Feature Request: Hierarchical Monitor Management with Intelligent Notification Suppression

Open Smallinger opened this issue 6 months ago • 1 comments

Is your feature request related to a problem? Please describe. I'm always frustrated when my Proxmox homelab infrastructure fails and I get bombarded with notifications from every VM and service running on it. When my Proxmox host goes down for maintenance or crashes, I receive dozens of alerts from all the VMs, containers, and services hosted on it, making it impossible to quickly identify that the root cause is just the hypervisor being offline. This notification spam is especially annoying during planned maintenance or when troubleshooting hardware issues.

Describe the solution you'd like would like a hierarchical monitor management system with intelligent notification suppression for homelab environments. The solution should include: A three-tier hierarchy structure (Infrastructure > Platform > Service) where monitors can be organized based on their dependencies. When a parent monitor fails, the system should automatically suppress notifications for all child monitors, ensuring only the root cause generates alerts. When the parent recovers, child notifications should be automatically restored.

Current Behavior (Notification Storm):
Proxmox-Host [DOWN] → Alert sent ✉️
├── pfSense-VM [DOWN] → Alert sent ✉️
│   ├── Home-Website [DOWN] → Alert sent ✉️
│   ├── Nextcloud [DOWN] → Alert sent ✉️
│   └── Plex-Server [DOWN] → Alert sent ✉️
├── Docker-Host-VM [DOWN] → Alert sent ✉️
│   ├── Portainer [DOWN] → Alert sent ✉️
│   ├── Grafana [DOWN] → Alert sent ✉️
│   └── Home-Assistant [DOWN] → Alert sent ✉️
└── NAS-VM [DOWN] → Alert sent ✉️

Result: 10 notifications for 1 root cause (Proxmox maintenance)

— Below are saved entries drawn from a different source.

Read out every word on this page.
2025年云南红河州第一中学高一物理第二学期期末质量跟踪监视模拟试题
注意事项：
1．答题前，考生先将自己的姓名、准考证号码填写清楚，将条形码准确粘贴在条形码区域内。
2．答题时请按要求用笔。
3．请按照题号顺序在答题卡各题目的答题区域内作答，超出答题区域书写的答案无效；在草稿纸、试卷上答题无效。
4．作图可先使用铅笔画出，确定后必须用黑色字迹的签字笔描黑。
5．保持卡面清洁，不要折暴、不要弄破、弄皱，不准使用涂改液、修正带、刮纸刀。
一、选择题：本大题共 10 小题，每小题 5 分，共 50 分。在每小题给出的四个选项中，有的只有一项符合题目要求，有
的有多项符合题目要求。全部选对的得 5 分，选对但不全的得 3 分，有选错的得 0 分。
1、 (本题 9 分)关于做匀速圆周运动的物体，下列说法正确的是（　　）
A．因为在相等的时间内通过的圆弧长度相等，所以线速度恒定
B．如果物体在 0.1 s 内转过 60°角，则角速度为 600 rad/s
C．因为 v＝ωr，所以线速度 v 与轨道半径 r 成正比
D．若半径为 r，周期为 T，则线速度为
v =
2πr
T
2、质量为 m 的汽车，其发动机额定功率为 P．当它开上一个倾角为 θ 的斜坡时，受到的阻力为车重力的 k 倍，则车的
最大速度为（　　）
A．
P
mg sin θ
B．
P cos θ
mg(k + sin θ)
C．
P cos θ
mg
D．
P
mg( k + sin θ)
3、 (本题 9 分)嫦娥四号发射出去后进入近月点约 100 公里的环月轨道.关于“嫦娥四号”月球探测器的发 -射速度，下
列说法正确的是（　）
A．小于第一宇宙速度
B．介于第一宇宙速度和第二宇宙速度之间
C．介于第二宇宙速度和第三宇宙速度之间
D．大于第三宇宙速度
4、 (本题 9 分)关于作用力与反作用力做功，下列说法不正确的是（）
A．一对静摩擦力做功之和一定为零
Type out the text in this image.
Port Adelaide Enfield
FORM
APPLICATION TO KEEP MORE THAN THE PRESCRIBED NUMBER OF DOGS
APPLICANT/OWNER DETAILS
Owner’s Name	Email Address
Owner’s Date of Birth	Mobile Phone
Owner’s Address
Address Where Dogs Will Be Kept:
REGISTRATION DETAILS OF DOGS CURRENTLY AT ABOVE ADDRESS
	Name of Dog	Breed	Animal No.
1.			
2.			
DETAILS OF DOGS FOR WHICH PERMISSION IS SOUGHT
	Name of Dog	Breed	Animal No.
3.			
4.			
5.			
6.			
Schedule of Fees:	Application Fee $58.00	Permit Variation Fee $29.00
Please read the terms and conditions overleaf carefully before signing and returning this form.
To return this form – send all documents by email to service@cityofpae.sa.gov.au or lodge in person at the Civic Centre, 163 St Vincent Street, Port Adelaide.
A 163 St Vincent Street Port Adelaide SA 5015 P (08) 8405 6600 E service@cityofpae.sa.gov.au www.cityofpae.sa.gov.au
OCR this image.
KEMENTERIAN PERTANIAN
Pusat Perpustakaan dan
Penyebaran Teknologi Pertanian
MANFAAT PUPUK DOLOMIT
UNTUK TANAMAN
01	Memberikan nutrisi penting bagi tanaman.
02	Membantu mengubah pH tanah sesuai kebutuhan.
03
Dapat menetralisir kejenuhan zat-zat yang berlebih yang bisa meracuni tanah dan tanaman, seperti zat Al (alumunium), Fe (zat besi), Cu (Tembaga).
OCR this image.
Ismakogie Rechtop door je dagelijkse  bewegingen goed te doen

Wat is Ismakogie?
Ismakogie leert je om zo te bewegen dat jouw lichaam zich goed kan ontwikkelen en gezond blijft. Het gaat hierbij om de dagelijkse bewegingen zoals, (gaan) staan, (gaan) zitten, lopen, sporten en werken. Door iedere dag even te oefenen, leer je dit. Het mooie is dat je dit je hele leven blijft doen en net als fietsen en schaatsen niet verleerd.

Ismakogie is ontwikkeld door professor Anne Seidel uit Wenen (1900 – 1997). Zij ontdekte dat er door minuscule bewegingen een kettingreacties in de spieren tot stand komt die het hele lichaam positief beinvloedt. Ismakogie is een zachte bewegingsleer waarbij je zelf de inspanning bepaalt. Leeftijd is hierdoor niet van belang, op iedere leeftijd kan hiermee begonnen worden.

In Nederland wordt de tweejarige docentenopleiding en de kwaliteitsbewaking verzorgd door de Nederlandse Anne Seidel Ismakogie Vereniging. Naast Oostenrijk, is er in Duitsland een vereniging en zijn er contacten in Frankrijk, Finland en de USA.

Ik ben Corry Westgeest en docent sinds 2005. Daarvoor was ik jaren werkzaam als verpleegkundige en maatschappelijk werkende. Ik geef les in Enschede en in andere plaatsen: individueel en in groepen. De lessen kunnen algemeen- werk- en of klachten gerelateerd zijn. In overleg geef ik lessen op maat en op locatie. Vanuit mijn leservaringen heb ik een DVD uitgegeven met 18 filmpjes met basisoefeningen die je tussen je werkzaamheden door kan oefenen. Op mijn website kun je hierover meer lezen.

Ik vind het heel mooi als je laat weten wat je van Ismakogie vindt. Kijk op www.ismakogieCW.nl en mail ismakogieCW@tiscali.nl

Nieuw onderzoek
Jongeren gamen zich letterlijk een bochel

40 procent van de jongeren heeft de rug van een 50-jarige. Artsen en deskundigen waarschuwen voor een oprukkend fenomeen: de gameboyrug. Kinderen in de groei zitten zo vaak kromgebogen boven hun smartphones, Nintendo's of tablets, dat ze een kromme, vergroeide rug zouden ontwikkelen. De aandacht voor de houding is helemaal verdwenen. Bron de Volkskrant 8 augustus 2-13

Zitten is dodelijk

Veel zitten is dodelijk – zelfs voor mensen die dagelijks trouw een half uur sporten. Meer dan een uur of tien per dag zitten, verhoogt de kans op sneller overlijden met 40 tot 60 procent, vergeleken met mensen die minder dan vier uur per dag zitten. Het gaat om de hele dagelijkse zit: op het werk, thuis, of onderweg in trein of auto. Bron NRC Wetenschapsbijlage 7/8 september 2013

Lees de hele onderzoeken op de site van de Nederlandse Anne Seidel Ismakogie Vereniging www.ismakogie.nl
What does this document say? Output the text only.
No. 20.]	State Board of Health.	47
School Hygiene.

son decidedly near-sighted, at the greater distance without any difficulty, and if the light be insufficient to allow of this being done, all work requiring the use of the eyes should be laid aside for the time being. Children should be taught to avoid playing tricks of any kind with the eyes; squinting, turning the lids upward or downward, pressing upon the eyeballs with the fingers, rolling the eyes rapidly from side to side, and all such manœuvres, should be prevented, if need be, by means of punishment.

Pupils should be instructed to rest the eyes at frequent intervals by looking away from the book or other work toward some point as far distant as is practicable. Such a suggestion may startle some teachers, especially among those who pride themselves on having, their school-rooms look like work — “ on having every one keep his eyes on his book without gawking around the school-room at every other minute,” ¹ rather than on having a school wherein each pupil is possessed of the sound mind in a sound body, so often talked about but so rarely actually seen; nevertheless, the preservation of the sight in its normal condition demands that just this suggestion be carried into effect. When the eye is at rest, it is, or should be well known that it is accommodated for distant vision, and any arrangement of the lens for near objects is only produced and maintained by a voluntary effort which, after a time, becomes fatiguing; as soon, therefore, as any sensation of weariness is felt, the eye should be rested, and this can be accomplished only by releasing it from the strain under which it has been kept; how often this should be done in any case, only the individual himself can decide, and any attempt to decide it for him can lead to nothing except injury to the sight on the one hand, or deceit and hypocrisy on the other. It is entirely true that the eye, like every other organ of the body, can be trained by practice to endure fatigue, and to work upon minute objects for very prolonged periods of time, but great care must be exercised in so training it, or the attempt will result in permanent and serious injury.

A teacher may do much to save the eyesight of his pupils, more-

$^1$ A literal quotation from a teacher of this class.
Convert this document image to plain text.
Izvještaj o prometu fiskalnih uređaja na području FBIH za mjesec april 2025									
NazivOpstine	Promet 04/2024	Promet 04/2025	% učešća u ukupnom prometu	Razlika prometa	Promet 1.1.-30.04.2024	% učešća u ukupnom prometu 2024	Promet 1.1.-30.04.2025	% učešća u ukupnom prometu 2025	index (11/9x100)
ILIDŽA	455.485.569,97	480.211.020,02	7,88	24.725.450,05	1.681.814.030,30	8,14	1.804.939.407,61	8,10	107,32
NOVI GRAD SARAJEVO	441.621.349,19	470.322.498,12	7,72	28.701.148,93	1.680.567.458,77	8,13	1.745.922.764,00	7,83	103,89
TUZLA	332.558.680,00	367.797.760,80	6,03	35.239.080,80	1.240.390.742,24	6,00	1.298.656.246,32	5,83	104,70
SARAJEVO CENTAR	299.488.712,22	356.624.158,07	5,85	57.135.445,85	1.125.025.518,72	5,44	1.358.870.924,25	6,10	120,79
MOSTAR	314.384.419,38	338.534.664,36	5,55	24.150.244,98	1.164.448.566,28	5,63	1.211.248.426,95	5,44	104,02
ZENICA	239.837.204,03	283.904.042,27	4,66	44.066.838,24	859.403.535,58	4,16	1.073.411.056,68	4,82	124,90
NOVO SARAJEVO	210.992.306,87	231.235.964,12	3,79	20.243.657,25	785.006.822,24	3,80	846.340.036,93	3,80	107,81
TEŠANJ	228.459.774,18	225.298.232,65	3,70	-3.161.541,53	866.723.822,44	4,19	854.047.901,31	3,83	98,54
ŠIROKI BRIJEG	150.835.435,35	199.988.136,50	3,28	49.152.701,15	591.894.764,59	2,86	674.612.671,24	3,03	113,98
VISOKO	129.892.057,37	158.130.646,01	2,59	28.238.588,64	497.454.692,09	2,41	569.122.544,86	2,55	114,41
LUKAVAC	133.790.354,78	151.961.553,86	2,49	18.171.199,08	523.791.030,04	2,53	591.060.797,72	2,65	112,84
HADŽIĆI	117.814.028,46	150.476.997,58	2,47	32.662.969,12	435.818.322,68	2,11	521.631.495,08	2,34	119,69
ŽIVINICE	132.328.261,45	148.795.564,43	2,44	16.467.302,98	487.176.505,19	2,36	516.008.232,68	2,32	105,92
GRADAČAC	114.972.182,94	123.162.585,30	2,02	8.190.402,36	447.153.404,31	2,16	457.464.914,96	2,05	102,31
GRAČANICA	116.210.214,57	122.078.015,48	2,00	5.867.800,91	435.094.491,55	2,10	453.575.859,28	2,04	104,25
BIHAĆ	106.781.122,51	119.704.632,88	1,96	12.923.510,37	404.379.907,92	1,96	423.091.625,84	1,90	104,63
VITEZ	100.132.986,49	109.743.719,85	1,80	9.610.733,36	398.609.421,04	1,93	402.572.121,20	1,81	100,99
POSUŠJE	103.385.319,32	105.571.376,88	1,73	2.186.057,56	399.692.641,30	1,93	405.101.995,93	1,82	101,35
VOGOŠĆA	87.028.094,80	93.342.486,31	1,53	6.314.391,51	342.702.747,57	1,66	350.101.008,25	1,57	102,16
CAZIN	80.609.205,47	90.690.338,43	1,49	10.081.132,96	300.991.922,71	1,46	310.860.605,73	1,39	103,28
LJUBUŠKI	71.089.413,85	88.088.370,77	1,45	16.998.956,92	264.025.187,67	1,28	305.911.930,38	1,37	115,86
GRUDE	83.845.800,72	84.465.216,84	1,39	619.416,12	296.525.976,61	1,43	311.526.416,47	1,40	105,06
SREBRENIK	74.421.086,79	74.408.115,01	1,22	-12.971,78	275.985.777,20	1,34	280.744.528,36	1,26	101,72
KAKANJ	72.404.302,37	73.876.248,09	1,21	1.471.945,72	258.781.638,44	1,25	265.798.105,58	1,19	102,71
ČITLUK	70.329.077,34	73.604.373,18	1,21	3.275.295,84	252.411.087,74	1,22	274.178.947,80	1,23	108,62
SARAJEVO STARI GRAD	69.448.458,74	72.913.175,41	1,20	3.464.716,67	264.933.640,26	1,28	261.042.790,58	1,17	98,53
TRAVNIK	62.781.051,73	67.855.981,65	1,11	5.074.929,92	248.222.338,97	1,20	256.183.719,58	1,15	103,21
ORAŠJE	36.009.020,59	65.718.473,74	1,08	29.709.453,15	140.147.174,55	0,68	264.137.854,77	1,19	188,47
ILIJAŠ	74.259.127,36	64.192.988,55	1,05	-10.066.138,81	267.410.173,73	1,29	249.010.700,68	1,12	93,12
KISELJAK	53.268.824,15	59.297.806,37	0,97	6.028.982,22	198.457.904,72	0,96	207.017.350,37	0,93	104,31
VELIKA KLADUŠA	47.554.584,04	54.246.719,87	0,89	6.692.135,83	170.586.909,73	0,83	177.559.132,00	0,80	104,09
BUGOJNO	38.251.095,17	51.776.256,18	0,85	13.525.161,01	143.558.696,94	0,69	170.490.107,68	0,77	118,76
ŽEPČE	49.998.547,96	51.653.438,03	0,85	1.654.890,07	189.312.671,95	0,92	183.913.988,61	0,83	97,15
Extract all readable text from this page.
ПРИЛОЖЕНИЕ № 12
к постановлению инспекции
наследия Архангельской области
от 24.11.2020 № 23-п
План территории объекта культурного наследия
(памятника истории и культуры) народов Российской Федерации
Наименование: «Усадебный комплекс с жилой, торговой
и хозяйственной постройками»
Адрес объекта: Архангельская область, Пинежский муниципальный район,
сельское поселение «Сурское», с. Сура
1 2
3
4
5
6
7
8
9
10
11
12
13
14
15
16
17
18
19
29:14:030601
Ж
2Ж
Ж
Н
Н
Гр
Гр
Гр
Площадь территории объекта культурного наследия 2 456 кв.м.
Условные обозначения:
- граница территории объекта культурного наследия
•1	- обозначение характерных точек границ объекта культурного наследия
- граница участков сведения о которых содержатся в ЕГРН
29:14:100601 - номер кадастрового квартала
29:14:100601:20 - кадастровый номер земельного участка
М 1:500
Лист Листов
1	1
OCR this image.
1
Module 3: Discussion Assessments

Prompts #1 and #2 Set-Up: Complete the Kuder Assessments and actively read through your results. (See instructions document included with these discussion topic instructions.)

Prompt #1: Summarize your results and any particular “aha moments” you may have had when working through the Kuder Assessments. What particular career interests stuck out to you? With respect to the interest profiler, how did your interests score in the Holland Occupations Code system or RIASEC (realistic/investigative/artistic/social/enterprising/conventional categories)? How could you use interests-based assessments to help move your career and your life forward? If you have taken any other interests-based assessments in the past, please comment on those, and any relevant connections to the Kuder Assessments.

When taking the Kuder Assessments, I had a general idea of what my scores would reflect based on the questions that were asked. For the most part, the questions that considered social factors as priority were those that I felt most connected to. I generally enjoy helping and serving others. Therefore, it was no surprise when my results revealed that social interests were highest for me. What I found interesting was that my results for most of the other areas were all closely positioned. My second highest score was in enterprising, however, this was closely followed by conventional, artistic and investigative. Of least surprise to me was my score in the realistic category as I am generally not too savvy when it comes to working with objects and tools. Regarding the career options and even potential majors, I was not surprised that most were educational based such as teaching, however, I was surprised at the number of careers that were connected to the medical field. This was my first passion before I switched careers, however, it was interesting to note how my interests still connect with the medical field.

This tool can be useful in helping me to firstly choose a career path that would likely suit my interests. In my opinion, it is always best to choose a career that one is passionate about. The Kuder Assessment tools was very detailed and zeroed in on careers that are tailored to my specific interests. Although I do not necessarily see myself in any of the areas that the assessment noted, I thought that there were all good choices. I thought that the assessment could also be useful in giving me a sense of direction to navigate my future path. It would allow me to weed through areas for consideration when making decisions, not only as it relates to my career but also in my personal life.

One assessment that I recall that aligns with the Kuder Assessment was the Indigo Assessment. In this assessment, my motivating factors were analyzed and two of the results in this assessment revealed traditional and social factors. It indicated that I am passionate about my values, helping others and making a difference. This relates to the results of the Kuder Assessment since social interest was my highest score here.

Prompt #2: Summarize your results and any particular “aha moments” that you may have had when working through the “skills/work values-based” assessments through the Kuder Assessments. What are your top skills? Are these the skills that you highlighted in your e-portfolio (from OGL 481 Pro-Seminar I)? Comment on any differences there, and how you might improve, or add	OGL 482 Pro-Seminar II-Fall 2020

Proposed Behavior (Smart Suppression):
Proxmox-Host [DOWN] → Alert sent ✉️
├── pfSense-VM [SUPPRESSED] → No alert 🔕
│   ├── Home-Website [SUPPRESSED] → No alert 🔕
│   ├── Nextcloud [SUPPRESSED] → No alert 🔕
│   └── Plex-Server [SUPPRESSED] → No alert 🔕
├── Docker-Host-VM [SUPPRESSED] → No alert 🔕
│   ├── Portainer [SUPPRESSED] → No alert 🔕
│   ├── Grafana [SUPPRESSED] → No alert 🔕
│   └── Home-Assistant [SUPPRESSED] → No alert 🔕
└── NAS-VM [SUPPRESSED] → No alert 🔕

Result: 1 notification for 1 root cause

The UI should provide both list and hierarchy tree views, with advanced filtering capabilities for hierarchy levels, status, and monitor types. This would be perfect for organizing homelab infrastructure where you have physical hosts, VMs, and containerized services. Additionally, certificate handling should be improved to display expiration information even when TLS validation is disabled (common in homelabs with self-signed certificates), showing remaining days in a user-friendly format like "365d" or "30d (TLS ignored)" with appropriate color warnings.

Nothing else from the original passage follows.